@hackage speculate0.2.8

discovery of properties about Haskell functions

Speculate

Speculate Build Status Speculate on Hackage Speculate on Stackage LTS Speculate on Stackage Nightly

Speculate automatically discovers laws about Haskell functions. Give Speculate a bunch of Haskell functions and it will discover laws like:

  • equations, such as id x == x;
  • inequalities, such as 0 <= x * x;
  • conditional equations, such as x <= 0 ==> x + abs x == 0.

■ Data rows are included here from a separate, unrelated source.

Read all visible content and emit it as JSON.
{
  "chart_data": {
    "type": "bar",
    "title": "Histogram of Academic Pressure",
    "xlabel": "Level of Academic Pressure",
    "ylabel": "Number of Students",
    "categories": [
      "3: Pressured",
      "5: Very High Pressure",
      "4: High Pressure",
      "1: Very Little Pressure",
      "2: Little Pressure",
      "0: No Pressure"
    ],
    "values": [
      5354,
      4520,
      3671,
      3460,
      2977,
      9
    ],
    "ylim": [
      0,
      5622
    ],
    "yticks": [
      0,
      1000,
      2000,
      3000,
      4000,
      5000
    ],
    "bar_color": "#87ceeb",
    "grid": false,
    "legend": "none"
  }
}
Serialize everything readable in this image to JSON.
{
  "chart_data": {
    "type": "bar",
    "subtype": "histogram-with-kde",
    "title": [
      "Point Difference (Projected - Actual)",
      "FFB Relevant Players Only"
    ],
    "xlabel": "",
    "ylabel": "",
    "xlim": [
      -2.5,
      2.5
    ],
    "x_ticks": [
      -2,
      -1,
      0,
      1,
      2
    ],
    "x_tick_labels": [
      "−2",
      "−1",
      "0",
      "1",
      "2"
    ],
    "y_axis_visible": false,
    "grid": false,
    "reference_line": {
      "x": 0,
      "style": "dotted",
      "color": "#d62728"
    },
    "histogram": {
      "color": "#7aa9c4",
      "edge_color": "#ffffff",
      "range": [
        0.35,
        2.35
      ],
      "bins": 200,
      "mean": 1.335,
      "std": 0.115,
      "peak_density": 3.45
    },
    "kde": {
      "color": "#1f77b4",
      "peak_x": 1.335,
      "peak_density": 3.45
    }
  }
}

Speculate is similar to, and inspired by, QuickSpec.

Installing Speculate

To install the latest Speculate version from Hackage, just:

$ cabal update
$ cabal install speculate

Pre-requisites are cmdargs and leancheck. They should be automatically resolved and installed by Cabal.

Using Speculate

Speculate is used as a library: import it, then call the function speculate with relevant arguments. The following program Speculates about the functions (+) and abs:

import Test.Speculate

main :: IO ()
main = speculate args
  { constants =
      [ showConstant (0::Int)
      , showConstant (1::Int)
      , constant "+"   ((+)  :: Int -> Int -> Int)
      , constant "abs" (abs  :: Int -> Int)
      ]
  }

when run, it prints the following:

_ :: Int  (holes: Int)
0 :: Int
1 :: Int
(+) :: Int -> Int -> Int
abs :: Int -> Int

    abs (abs x) == abs x
          x + 0 == x
          x + y == y + x
    (x + y) + z == x + (y + z)
abs (x + abs x) == x + abs x
  abs x + abs x == abs (x + x)
abs (1 + abs x) == 1 + abs x

x <= abs x
0 <= abs x
x <= x + 1

Now, if we add <= and < as background constants on args

  , constants =
      [ showConstant (0::Int)
      , showConstant (1::Int)
      , constant "+"   ((+)  :: Int -> Int -> Int)
      , constant "abs" (abs  :: Int -> Int)
      , background
      , constant "<="  ((<=) :: Int -> Int -> Bool)
      , constant "<"   ((<)  :: Int -> Int -> Bool)
      ]

then run again, we get the following as well:

    y <= x ==> abs (x + abs y) == x + abs y
    x <= 0 ==>       x + abs x == 0
abs x <= y ==>     abs (x + y) == x + y
abs y <= x ==>     abs (x + y) == x + y

For more examples, see the eg folder.

Similarities and Differences to QuickSpec

Speculate is inspired by QuickSpec. Like QuickSpec, Speculate uses testing to speculate equational laws about given Haskell functions. There are some differences:

Speculate QuickSpec
testing enumerative (LeanCheck) random (QuickCheck)
equational laws yes (after completion) yes (as discovered)
inequational laws yes no
conditional laws yes restricted to a set of predicates
polymorphism no yes
performance slower faster

For most examples, Speculate runs slower than QuickSpec 2 but faster than QuickSpec 1.

More documentation

For more examples, see the eg and bench folders.

Speculate has been subject to a paper, see the Speculate Paper on Haskell Symposium 2017.